“These two actions are connected, as we would not need to review strategic alternatives if Google hadn’t launched AI Overviews,” Chief Executive Officer Nathan Schultz said on Monday. “Traffic is being blocked from ever coming to Chegg because of Google’s AIO and their use of Chegg’s content to keep visitors on their own platform,” he added.
Chegg shares fell 18% in after-hours trading following the announcement, making it one of the worst performing stocks in the Russell 3000 Index. The stock has lost about 95% of its value since OpenAI first revealed its ChatGPT tool in 2022. Google didn’t immediately respond to a request for comment.
Google’s conduct “threatens to leave the public with an increasingly unrecognizable internet experience, in which users never leave Google’s walled garden and receive only synthetic, error-ridden answers in response to their queries — a once robust but now hollowed-out information ecosystem of little use and unworthy of trust,” Chegg said in its lawsuit. Website publishers have complained that Google’s dominance in search — which a federal court ruled last year is an illegal monopoly — is giving it an advantage in the ongoing AI wars, Bloomberg has reported.
Many publishers block the bots that AI companies use to “crawl,” or visit, millions of websites, gathering data that then helps train their commercial AI models. But most cannot afford to block Google’s main crawler, called Googlebot, which the tech giant uses not just to index sites so they can appear as results in Google search, but also to help it display the AI-powered summaries that are now shown at the top of Google’s search results page. Content creators have argued that these summaries obviate the need for people to visit their sites directly, costing them web traffic and users.
Santa Clara, California-based Chegg also posted a first-quarter sales outlook that missed consensus expectations. Schultz said Google’s AI Overviews had a “clear” impact on Chegg. “Our non-subscriber traffic plummeted to negative 49% in January 2025, down significantly from the modest 8% decline we reported in 2Q 2024,” he said.

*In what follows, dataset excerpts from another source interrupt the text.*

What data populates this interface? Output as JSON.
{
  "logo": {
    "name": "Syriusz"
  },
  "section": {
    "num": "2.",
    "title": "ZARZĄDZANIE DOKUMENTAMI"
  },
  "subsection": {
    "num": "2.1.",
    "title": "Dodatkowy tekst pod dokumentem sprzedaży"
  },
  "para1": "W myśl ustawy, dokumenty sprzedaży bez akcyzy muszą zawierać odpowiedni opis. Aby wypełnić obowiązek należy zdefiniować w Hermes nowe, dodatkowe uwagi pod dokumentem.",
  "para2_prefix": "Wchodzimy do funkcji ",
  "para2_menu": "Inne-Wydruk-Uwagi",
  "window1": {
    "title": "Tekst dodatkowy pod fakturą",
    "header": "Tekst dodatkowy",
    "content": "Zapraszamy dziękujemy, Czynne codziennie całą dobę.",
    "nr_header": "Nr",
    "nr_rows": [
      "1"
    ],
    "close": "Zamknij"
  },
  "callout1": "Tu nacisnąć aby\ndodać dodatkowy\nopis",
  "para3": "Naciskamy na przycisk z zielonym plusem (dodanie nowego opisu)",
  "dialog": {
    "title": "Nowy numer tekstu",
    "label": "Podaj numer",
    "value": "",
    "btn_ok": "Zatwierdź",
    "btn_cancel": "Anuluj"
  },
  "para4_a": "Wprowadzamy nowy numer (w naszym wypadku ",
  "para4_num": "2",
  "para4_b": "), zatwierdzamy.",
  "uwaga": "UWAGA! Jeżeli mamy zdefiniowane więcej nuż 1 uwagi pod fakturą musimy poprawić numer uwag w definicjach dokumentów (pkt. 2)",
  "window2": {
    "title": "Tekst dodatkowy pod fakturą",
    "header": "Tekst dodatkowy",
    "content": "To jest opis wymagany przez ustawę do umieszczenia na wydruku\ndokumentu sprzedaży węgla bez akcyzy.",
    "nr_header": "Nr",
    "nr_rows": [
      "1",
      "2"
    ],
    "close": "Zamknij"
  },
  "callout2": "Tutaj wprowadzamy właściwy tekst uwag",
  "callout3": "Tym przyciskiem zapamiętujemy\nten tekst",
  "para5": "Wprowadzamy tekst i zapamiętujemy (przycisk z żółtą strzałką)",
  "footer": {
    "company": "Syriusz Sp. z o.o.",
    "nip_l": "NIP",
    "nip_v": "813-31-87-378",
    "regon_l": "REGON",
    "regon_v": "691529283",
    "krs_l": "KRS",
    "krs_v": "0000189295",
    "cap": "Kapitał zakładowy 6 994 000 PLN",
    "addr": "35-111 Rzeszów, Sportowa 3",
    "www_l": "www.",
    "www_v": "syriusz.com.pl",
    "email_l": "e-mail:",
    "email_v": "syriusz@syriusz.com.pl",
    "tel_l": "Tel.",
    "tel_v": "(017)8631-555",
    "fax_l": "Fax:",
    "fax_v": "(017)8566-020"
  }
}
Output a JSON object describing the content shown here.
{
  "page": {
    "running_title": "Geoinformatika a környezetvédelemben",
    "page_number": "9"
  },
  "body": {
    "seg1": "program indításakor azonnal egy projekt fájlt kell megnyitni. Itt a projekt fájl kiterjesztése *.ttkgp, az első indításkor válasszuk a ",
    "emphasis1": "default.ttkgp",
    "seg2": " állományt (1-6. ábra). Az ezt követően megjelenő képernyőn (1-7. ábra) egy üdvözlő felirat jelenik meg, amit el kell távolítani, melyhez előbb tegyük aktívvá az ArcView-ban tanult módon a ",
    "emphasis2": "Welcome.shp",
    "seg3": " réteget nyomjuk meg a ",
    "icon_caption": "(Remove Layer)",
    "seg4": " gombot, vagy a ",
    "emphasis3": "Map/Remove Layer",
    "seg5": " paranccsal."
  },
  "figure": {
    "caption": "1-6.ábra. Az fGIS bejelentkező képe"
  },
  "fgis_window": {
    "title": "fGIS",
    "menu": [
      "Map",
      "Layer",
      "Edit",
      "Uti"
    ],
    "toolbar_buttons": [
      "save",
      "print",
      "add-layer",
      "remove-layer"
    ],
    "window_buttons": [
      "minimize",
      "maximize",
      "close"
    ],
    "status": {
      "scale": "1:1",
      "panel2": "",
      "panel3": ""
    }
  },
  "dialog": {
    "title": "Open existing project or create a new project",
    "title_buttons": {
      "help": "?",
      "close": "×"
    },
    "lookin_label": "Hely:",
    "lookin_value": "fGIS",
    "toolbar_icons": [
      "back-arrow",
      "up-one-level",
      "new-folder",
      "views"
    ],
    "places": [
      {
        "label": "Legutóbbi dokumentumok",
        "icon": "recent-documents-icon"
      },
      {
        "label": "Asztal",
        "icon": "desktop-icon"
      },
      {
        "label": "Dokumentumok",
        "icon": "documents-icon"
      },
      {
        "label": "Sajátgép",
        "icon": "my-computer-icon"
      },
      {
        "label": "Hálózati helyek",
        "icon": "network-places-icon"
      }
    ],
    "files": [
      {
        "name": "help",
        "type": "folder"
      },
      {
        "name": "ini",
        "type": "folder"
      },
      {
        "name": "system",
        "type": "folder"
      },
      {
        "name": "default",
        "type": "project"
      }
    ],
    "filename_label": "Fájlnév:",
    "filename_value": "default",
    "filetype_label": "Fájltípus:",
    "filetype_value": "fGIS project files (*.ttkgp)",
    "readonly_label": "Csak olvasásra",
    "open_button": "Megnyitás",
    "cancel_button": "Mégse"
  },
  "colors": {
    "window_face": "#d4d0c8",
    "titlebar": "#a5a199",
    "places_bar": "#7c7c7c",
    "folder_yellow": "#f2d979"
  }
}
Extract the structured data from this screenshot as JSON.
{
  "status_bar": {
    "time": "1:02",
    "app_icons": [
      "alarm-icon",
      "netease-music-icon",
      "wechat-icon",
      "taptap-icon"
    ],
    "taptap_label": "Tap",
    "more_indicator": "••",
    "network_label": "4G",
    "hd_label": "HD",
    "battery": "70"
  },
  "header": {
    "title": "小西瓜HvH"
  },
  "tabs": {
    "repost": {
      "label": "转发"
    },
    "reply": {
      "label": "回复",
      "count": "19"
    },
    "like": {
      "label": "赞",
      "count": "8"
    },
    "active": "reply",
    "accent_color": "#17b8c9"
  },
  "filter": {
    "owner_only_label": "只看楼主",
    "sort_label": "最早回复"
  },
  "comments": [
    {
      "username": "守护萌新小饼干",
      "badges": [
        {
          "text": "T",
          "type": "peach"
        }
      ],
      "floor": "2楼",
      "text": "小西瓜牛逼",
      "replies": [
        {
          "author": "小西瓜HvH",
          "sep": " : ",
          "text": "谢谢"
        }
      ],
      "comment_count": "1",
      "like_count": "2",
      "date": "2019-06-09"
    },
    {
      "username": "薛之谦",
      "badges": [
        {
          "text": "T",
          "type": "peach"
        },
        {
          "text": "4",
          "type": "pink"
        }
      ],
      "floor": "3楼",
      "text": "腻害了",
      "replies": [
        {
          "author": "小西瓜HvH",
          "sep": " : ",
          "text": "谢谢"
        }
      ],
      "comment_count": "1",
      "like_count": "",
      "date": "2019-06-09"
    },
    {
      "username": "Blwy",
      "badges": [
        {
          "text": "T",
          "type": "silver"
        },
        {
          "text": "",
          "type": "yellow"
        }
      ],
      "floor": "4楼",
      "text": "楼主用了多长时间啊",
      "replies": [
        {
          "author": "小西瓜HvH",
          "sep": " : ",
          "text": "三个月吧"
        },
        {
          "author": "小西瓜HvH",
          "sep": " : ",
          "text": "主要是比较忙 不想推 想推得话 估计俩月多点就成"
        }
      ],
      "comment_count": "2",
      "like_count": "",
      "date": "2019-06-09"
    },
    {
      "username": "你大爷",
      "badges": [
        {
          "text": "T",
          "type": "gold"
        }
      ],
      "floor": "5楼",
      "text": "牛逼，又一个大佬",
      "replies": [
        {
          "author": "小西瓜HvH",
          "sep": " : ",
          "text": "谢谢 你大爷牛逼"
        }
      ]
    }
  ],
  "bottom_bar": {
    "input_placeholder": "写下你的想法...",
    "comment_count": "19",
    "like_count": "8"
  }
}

Chegg filed its lawsuit in Washington DC, where a federal judge last year ruled that Google has illegally monopolized the online search market. The Justice Department has asked the court to impose a raft of conditions on Google to remedy the illegal conduct, including limits on its acquisitions related to AI and more fulsome opt-outs for websites from Google’s AI products. Judge Amit Mehta plans to hold a several-week hearing on the remedy proposal beginning in April.
The lawsuit by Chegg is the latest by smaller tech companies in the wake of last year’s landmark antitrust ruling against Google. Online review site- and longtime Google critic- Yelp Inc. also sued the search giant for alleged antitrust violations last year.